Tudo embrulhado numa mise en scène rigorosa, elegante, criativa, sempre atenta ao detalhe.
Tantas vezes se fala em Hitchcock como The Master of Suspense.
“The 39 Steps” mostra que ele também é um Master of Action (também se pode verificar tal em “The Lady Vanishes”, “Foreign Correspondent”, “Saboteur”, “To Catch a Thief”, “North by Northwest”, “Torn Curtain”) – o filme cria um ritmo e um conjunto de peripécias que são autênticos antepassados do que hoje se faz no melhor do action thriller – ao fim de 15 minutos já há peripécias.
Mas “The 39 Steps” não é apenas um action thriller de boa colheita.
É um (puro) Hitchcock Film.
Fiel ao seu estilo, não faltam muitos dos seus habituais elementos:
- Ironia (o protagonista consegue uma ajuda através de uma mentira e não pela verdade).
- Tensão (o medo do protagonista face aos olhares dos dois homens que lêem o jornal, onde se aborda o crime de que o protagonista foge e é suspeito).
- Humor (o equilibrismo do empregado do comboio perante a perseguição; a fuga do par, algemados).
- Acção que tem momentos de morceau de bravoure (a fuga no comboio e na ponte; a perseguição na planície e no vale).
- Desespero (quando o protagonista descobre o vilão e se sente encurralado).
- Ambiguidade (a troca de olhares entre marido e esposa, quando esta percebe tudo sobre o protagonista).
- O charme (o vilão é erudito e bem visto na comunidade).
- A dimensão humana (a quantidade de pessoas que o protagonista conhece na festa).
- Inesperado (a atitude do protagonista no discurso).
- Ilustração visual (o isolamento do protagonista na sala, com o vilão e convidados, através de um engenhoso e elegante movimento de câmara).
- Avant-garde de índole sexual (o protagonista é solicitado por uma mulher desconhecida para ir para casa dele).
- Discreta sexualidade (o retirar das meias da Madame, de “mão dada” ao protagonista).
- O factor informação (o espectador sabe tanto como o protagonista – ou seja, praticamente nada -; com a informação a evoluir à medida do desenrolar dos eventos).
- O efeito MacGuffin – nunca se percebe que o significa “The 39 Steps”, o que querem e o que procuram; mas é tudo isso e o (total) desconhecimento de tal que motiva tanto evento e faz correr o(s) protagonista(s).
Como sempre, a direcção de actores é puro ouro.
Robert Donat é simplesmente esplêndido, como um homem que nada sabe e tudo procura saber, estando sempre em fuga, encurralado, perseguido e sempre capaz da solução mais engenhosa.
Madeleine Carroll é encantadora, como uma mulher céptica, fria, relutante, combativa, para depois ser leal, aliada e dedicada.
Um must absoluto – dentro do género, do Cinema e do Cinema de Hitchcock.
Obra-prima total.
Obrigatório.
“The 39 Steps” tem edição portuguesa, a bom preço.
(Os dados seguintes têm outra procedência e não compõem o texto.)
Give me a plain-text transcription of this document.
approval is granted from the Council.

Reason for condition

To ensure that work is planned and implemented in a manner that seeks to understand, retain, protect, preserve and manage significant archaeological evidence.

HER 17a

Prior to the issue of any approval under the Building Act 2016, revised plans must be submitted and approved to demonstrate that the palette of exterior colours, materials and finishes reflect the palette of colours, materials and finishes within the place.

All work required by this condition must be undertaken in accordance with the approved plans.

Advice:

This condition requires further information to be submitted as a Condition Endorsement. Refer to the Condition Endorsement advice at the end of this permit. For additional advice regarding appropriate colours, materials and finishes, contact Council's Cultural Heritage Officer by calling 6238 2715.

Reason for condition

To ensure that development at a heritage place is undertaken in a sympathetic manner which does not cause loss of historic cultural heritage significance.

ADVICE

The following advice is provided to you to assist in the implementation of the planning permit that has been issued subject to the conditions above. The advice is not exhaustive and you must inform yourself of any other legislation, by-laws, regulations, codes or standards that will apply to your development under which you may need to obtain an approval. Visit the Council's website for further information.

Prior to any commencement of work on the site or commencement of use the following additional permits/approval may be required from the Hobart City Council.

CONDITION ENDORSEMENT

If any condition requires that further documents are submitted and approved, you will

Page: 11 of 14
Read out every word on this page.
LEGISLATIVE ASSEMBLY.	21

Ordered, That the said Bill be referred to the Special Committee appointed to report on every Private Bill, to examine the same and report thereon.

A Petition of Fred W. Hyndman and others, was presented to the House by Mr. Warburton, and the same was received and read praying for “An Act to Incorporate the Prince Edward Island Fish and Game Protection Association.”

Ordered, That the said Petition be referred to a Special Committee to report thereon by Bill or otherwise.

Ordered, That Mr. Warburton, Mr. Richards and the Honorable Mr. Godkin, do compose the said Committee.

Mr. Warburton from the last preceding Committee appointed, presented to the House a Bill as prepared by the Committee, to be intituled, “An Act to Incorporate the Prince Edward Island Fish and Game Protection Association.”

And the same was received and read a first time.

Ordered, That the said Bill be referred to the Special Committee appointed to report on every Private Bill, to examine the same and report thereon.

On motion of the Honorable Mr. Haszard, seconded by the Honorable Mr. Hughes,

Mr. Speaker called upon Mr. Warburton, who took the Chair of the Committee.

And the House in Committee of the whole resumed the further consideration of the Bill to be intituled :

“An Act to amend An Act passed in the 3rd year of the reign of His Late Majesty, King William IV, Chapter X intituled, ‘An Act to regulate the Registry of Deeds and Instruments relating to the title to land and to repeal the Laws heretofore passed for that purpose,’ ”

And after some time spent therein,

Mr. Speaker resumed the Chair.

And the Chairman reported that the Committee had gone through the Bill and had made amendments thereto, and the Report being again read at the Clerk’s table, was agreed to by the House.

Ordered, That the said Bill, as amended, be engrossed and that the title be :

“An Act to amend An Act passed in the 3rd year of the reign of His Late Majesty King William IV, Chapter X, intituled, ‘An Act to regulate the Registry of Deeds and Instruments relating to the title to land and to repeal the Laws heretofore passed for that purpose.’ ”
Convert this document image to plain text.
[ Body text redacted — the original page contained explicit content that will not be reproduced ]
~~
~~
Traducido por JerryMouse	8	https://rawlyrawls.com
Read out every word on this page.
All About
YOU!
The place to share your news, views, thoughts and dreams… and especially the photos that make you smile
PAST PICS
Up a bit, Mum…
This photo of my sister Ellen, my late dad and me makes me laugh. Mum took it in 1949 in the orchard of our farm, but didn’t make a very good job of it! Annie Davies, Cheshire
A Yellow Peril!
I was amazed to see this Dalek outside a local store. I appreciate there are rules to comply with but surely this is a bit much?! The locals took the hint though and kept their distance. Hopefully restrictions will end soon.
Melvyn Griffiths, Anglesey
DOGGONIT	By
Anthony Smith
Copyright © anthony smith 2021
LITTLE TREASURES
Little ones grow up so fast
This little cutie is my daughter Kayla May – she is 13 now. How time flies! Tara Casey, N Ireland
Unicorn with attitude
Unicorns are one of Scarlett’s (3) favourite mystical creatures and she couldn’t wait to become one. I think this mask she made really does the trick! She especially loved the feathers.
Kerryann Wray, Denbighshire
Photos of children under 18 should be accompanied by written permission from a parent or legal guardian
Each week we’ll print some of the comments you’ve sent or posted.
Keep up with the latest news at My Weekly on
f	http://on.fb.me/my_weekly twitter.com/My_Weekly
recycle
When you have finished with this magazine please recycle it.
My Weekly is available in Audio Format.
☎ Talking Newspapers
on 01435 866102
Outros mercados têm melhores edições (extras bem cinéfilos), a bom preço também.
Realizador: Alfred Hitchcock
Argumentistas: Charles Bennett, Ian Hay, a partir do romance de John Buchan
Elenco: Robert Donat, Madeleine Carroll, Lucie Mannheim, Godfrey Tearle, Peggy Ashcroft, John Laurie, Helen Haye
Trailer
Filme
Alfred Hitchcock esteve nomeado para “Melhor Realizador”, pelos críticos de Nova Iorque 1936, mas perdeu para John Ford em “The Informer”.
“OFTA Film Hall of Fame”, pela Online Film & Television Association 2010.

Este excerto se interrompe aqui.